Mr. Newlands continued to fill the office of Borough Engineer till May, 1871, when, his health being greatly impaired, he retired from the active duties of the office, his services being retained by the Liverpool Corporation as consulting engineer.

Mr. Newlands had a strong, firmly-knit frame, rather under middle-height, and had an unusually large head. He was always known as a hard worker, and had untiring energy and perseverance.

His reading was extensive, considering the time at his disposal; and having great observant powers and a good memory, he was an interesting companion. He had a versatile genius, being architect, engineer, author, musician, and artist. Of the two former it is unnecessary to speak farther than to remark, that his sanitary works especially have always been highly approved. His writing was terse and vigorous, the ideas being conveyed in language so well arranged a,nd appropriate, that it seems as if any alteration would impair the whole structure. His penmanship was good, being small and distinct.
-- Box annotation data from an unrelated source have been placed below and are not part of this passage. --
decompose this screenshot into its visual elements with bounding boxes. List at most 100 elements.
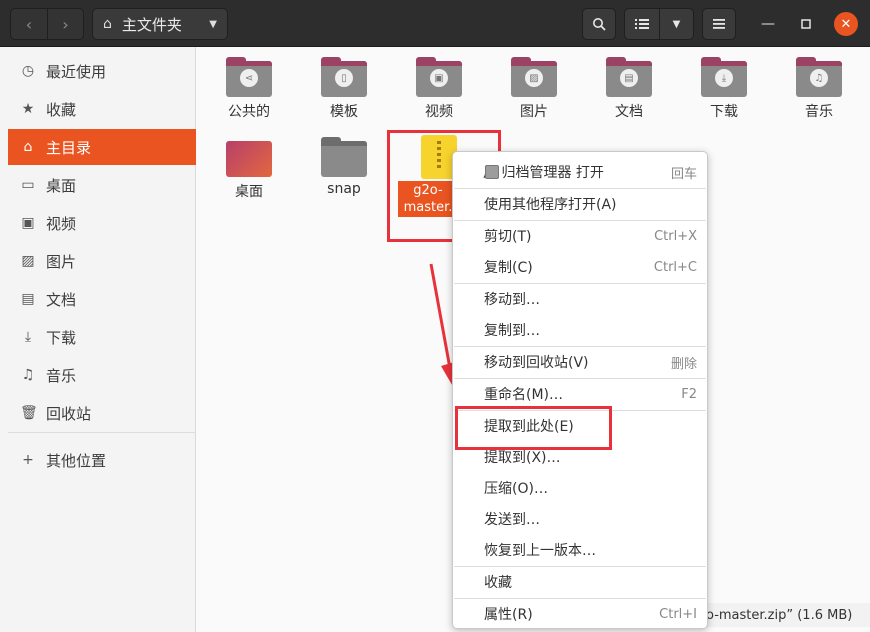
- file-label: 公共的: [228, 104, 270, 120]
- document-icon: ▤: [620, 69, 638, 87]
- sidebar-item-pictures[interactable]: ▨ 图片: [8, 243, 196, 279]
- search-button[interactable]: [582, 8, 616, 40]
- sidebar-item-label: 图片: [46, 252, 77, 271]
- menu-item-label: 发送到…: [484, 512, 540, 528]
- sidebar-item-recent[interactable]: ◷ 最近使用: [8, 53, 196, 89]
- close-button[interactable]: ✕: [834, 12, 858, 36]
- folder-icon: [321, 137, 367, 177]
- sidebar-item-home[interactable]: ⌂ 主目录: [8, 129, 196, 165]
- file-manager-window: ‹ › ⌂ 主文件夹 ▼ ▼ — ✕ ◷ 最近使用 ★ 收藏 ⌂ 主目录 ▭ 桌…: [0, 0, 870, 632]
- chevron-right-icon[interactable]: ›: [47, 9, 83, 39]
- location-button[interactable]: ⌂ 主文件夹 ▼: [92, 8, 228, 40]
- list-view-icon: [634, 19, 649, 29]
- film-icon: ▣: [21, 215, 35, 231]
- sidebar-item-label: 视频: [46, 214, 77, 233]
- search-icon: [593, 18, 606, 31]
- maximize-button[interactable]: [794, 12, 818, 36]
- menu-item-label: 提取到(X)…: [484, 450, 561, 466]
- folder-icon: ▤: [606, 57, 652, 97]
- maximize-icon: [801, 19, 811, 29]
- folder-pictures[interactable]: ▨ 图片: [492, 57, 576, 121]
- menu-item-accel: Ctrl+X: [654, 228, 697, 244]
- sidebar-item-downloads[interactable]: ⤓ 下载: [8, 319, 196, 355]
- chevron-down-icon: ▼: [209, 18, 217, 30]
- menu-item-revert-version[interactable]: 恢复到上一版本…: [453, 535, 707, 565]
- folder-snap[interactable]: snap: [302, 137, 386, 197]
- menu-item-label: 移动到…: [484, 292, 540, 308]
- hamburger-menu-icon: [713, 19, 725, 29]
- folder-icon: ▨: [511, 57, 557, 97]
- menu-item-star[interactable]: 收藏: [453, 567, 707, 597]
- status-bar: o-master.zip” (1.6 MB): [700, 603, 870, 627]
- view-options: ▼: [624, 8, 694, 40]
- file-label: snap: [327, 181, 361, 197]
- sidebar-item-trash[interactable]: 🗑 回收站: [8, 395, 196, 431]
- image-icon: ▨: [21, 253, 35, 269]
- desktop-icon: ▭: [21, 177, 35, 193]
- sidebar-divider: [8, 432, 196, 433]
- menu-item-label: 使用其他程序打开(A): [484, 197, 617, 213]
- sidebar-item-desktop[interactable]: ▭ 桌面: [8, 167, 196, 203]
- folder-icon: ♫: [796, 57, 842, 97]
- home-icon: ⌂: [103, 16, 112, 32]
- menu-item-move-to[interactable]: 移动到…: [453, 284, 707, 314]
- music-icon: ♫: [21, 367, 35, 383]
- menu-item-label: 属性(R): [484, 607, 533, 623]
- menu-item-open-archive-manager[interactable]: 用 归档管理器 打开 回车: [453, 157, 707, 187]
- film-icon: ▣: [430, 69, 448, 87]
- menu-item-cut[interactable]: 剪切(T) Ctrl+X: [453, 221, 707, 251]
- star-icon: ★: [21, 101, 35, 117]
- music-icon: ♫: [810, 69, 828, 87]
- sidebar-item-label: 音乐: [46, 366, 77, 385]
- menu-item-accel: 删除: [670, 356, 697, 372]
- folder-videos[interactable]: ▣ 视频: [397, 57, 481, 121]
- menu-item-open-with[interactable]: 使用其他程序打开(A): [453, 189, 707, 219]
- sidebar-item-label: 其他位置: [46, 451, 107, 470]
- file-label: 模板: [330, 104, 358, 120]
- chevron-left-icon[interactable]: ‹: [11, 9, 47, 39]
- menu-item-copy[interactable]: 复制(C) Ctrl+C: [453, 252, 707, 282]
- menu-item-compress[interactable]: 压缩(O)…: [453, 473, 707, 503]
- menu-item-send-to[interactable]: 发送到…: [453, 504, 707, 534]
- share-icon: ⋖: [240, 69, 258, 87]
- menu-item-move-to-trash[interactable]: 移动到回收站(V) 删除: [453, 347, 707, 377]
- folder-public[interactable]: ⋖ 公共的: [207, 57, 291, 121]
- list-view-button[interactable]: [625, 9, 659, 39]
- minimize-button[interactable]: —: [756, 12, 780, 36]
- folder-downloads[interactable]: ⤓ 下载: [682, 57, 766, 121]
- menu-item-label: 复制(C): [484, 260, 533, 276]
- close-icon: ✕: [840, 16, 852, 32]
- menu-item-label: 重命名(M)…: [484, 387, 564, 403]
- menu-item-label: 收藏: [484, 575, 512, 591]
- sidebar-item-label: 主目录: [46, 138, 92, 157]
- menu-item-label: 移动到回收站(V): [484, 355, 589, 371]
- folder-icon: ⤓: [701, 57, 747, 97]
- menu-item-properties[interactable]: 属性(R) Ctrl+I: [453, 599, 707, 629]
- menu-item-label: 恢复到上一版本…: [484, 543, 596, 559]
- trash-icon: 🗑: [20, 405, 38, 421]
- view-dropdown-button[interactable]: ▼: [658, 9, 693, 39]
- sidebar-item-documents[interactable]: ▤ 文档: [8, 281, 196, 317]
- sidebar-item-videos[interactable]: ▣ 视频: [8, 205, 196, 241]
- folder-music[interactable]: ♫ 音乐: [777, 57, 861, 121]
- folder-documents[interactable]: ▤ 文档: [587, 57, 671, 121]
- menu-item-rename[interactable]: 重命名(M)… F2: [453, 379, 707, 409]
- context-menu: 用 归档管理器 打开 回车 使用其他程序打开(A) 剪切(T) Ctrl+X 复…: [452, 151, 708, 629]
- sidebar-item-other-locations[interactable]: + 其他位置: [8, 442, 196, 478]
- sidebar-item-label: 文档: [46, 290, 77, 309]
- sidebar-item-label: 回收站: [46, 404, 92, 423]
- sidebar-item-starred[interactable]: ★ 收藏: [8, 91, 196, 127]
- highlight-box-extract-here: [455, 406, 612, 450]
- status-text: o-master.zip” (1.6 MB): [706, 607, 853, 623]
- folder-templates[interactable]: ▯ 模板: [302, 57, 386, 121]
- sidebar-item-label: 桌面: [46, 176, 77, 195]
- menu-button[interactable]: [702, 8, 736, 40]
- sidebar-item-music[interactable]: ♫ 音乐: [8, 357, 196, 393]
- file-label: 音乐: [805, 104, 833, 120]
- sidebar-item-label: 收藏: [46, 100, 77, 119]
- folder-desktop[interactable]: 桌面: [207, 137, 291, 201]
- download-icon: ⤓: [715, 69, 733, 87]
- image-icon: ▨: [525, 69, 543, 87]
- file-label: 视频: [425, 104, 453, 120]
- menu-item-copy-to[interactable]: 复制到…: [453, 315, 707, 345]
He was an accomplished musician, playing the flute skilfully ; and he accompanied singing on the piano readily, reading even difficult music at sight. His sketches, of which he made some hundreds, attest his powers as an artist; but his large pictures, of which he painted three or four, were better, although painted in early life. They were exhibited in the Royal Scottish Academy’s Exhibition, and sold readily.

Mr. Newlands’ manner was affable, and he was most punctual in all his engagements. He had genial social feelings, and was much liked by his assistants ; while his high-toned morality and deep religious feeling made his example a safe one to follow. He married in the year 1845, but lost his wife in 1848, and never had any family.

Although Mr. Newlands got through so much work, he had not for many years enjoyed good health, suffering as he did from chronic bronchitis, with acute attacks frequently in winter or spring.

The first time Mr. Newlands was attacked was in 1843, when his life was despaired of; and in 1846, as the result of overwork during the railway mania, he was ordered by his physician to go to the Continent.

Almost every year afterwards he was laid aside for a time, and had often to go abroad for his health. After his retirement from the active duties of the office of borough engineer, his health gradually became worse, and he died at his residence in Liverpool on the morning of Saturday the 15th of July, 1871, being then scarcely fifty-eight years of age.